Allowing anxiety to try to tell you that because someone who lines up with your human experience in a breathtakingly profound way seems thus far absent is another step toward hating the beauty of your uniqueness. Take it from me, that slippery slope goes a long way down.
At the same time, your lack of luck is, in my “humble” opinion, not a valid excuse to show spite toward others in a seemingly better position. Not only is the quality of one person’s life and experiences a very relative subject, but frankly, the world doesn’t owe you anything. It never has. Muttering filthy words in the corner and shooting dark looks with impunity is probably helping you to forget what you have that is worth making you smile. And while your fury towards your situation is perfectly understandable, it certainly isn’t going to get you anywhere.

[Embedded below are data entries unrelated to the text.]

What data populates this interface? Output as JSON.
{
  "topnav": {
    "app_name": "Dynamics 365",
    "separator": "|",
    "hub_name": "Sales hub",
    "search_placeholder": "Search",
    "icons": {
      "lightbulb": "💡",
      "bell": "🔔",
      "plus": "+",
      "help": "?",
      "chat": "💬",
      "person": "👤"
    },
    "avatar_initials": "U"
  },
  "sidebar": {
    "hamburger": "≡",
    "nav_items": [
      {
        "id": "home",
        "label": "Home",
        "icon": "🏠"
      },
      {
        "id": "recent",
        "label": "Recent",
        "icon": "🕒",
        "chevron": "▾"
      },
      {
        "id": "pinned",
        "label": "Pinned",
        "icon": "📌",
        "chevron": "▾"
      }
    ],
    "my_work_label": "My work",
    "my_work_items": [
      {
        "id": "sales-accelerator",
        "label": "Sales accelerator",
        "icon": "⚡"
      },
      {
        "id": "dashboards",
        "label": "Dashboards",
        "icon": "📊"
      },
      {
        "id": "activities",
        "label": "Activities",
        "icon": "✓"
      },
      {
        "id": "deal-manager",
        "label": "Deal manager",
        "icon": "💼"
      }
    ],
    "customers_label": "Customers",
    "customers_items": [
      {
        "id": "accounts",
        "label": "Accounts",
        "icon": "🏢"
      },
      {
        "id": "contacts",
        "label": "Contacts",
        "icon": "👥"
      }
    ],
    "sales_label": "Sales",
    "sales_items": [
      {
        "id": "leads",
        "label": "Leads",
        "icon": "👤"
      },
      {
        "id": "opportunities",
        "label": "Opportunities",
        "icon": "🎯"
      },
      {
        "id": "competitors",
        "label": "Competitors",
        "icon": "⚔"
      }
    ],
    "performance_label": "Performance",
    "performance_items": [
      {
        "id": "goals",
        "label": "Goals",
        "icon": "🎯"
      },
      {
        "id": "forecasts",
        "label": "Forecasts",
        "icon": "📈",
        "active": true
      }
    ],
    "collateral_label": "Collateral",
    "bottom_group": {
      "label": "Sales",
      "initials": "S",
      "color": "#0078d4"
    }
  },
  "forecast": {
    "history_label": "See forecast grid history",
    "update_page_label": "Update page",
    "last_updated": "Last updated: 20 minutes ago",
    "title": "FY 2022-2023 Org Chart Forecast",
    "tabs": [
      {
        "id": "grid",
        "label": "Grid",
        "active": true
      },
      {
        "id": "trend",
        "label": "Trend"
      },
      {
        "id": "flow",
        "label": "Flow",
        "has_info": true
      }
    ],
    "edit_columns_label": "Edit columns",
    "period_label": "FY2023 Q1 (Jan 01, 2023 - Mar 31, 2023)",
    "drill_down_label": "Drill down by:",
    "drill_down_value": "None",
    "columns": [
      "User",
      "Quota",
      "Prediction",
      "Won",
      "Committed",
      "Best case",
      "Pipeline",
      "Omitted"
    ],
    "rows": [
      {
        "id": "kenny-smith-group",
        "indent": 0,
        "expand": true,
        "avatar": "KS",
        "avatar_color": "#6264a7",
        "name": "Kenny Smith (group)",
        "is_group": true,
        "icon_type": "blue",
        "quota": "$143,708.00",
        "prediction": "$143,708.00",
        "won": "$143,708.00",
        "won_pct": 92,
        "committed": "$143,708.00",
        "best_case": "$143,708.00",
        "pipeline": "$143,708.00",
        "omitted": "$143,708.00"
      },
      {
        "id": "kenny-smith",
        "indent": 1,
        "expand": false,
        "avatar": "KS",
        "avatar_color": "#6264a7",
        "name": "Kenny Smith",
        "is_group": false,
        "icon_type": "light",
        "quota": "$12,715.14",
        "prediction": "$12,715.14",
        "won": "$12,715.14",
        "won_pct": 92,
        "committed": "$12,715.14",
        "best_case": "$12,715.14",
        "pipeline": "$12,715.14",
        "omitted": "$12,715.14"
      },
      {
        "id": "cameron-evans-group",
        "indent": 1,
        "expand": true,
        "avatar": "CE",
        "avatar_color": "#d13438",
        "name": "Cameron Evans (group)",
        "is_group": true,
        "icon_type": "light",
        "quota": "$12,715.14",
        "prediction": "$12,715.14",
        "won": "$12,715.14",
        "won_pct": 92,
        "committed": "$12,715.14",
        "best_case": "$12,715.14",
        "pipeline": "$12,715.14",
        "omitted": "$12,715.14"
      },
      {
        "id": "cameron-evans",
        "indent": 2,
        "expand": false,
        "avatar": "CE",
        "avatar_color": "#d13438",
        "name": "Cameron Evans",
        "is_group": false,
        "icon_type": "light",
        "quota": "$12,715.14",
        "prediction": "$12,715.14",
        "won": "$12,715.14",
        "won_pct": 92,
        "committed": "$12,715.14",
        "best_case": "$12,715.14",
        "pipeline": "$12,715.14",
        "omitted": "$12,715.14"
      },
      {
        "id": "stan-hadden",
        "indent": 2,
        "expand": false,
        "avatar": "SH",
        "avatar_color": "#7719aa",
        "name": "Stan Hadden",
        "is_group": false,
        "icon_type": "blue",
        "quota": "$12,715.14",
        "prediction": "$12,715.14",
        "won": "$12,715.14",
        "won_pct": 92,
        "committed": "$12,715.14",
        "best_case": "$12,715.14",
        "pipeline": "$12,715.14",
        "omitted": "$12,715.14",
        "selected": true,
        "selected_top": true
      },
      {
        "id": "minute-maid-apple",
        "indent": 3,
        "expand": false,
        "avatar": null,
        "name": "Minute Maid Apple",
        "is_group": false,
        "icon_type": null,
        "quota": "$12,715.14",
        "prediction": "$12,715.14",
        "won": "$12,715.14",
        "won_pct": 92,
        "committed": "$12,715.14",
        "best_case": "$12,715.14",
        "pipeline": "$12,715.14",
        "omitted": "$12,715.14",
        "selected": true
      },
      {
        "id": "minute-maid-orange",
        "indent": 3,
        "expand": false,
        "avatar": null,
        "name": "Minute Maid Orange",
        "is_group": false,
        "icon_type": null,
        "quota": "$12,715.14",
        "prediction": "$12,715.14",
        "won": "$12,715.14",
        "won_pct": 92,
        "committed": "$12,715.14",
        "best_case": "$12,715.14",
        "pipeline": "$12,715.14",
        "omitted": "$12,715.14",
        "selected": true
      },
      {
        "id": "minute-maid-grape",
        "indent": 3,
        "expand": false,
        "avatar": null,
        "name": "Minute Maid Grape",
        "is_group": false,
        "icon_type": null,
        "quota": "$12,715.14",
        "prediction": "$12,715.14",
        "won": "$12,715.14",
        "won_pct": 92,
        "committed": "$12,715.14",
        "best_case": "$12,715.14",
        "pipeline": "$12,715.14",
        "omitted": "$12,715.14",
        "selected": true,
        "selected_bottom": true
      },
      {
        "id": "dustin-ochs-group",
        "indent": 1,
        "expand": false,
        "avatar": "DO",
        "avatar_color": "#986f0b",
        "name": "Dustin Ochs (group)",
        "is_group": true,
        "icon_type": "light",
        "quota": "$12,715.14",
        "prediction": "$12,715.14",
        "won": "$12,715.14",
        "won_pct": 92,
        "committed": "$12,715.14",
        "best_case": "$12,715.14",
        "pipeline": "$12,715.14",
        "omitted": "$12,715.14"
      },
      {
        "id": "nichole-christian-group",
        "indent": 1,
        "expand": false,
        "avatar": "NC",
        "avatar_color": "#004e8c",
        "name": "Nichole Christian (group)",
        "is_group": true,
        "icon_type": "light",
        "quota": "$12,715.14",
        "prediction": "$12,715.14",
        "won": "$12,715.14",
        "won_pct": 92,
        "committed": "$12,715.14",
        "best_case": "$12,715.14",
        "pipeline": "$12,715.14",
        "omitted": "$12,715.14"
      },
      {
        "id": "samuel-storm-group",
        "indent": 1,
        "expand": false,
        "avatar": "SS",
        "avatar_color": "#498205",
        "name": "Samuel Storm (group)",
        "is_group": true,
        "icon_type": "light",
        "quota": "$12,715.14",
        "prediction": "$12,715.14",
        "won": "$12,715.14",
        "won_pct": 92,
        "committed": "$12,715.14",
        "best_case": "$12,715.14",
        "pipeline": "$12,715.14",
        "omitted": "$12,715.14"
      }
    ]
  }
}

There’s a great cosmic joke about Valentine’s Day that the lonely think they are the butt of. All too often, even those with happy romantic partners may miss it. Alton Brown—who, despite being a chef, is someone I consider a favorite writer—prefaced his “Valentines Day” recipes with the comment that “everyone puts so much emphasis on Valentine’s Day recipes when we should be celebrating date nights all year long.” Is there anything vulgar about wanting to just spend an evening with your best friend? It’s already the sort of thing people look forward to for most of the week, even for those whom they aren’t interested in romantically. So the best advice I can give is that when you’re feeling lonely, brittle, whatever you’d like to call it—seek out a good buddy and try and talk it out. Ultimately, whether or not you find a love interest, you can find love—and shouldn’t have to deal with your already “miserable existence” alone.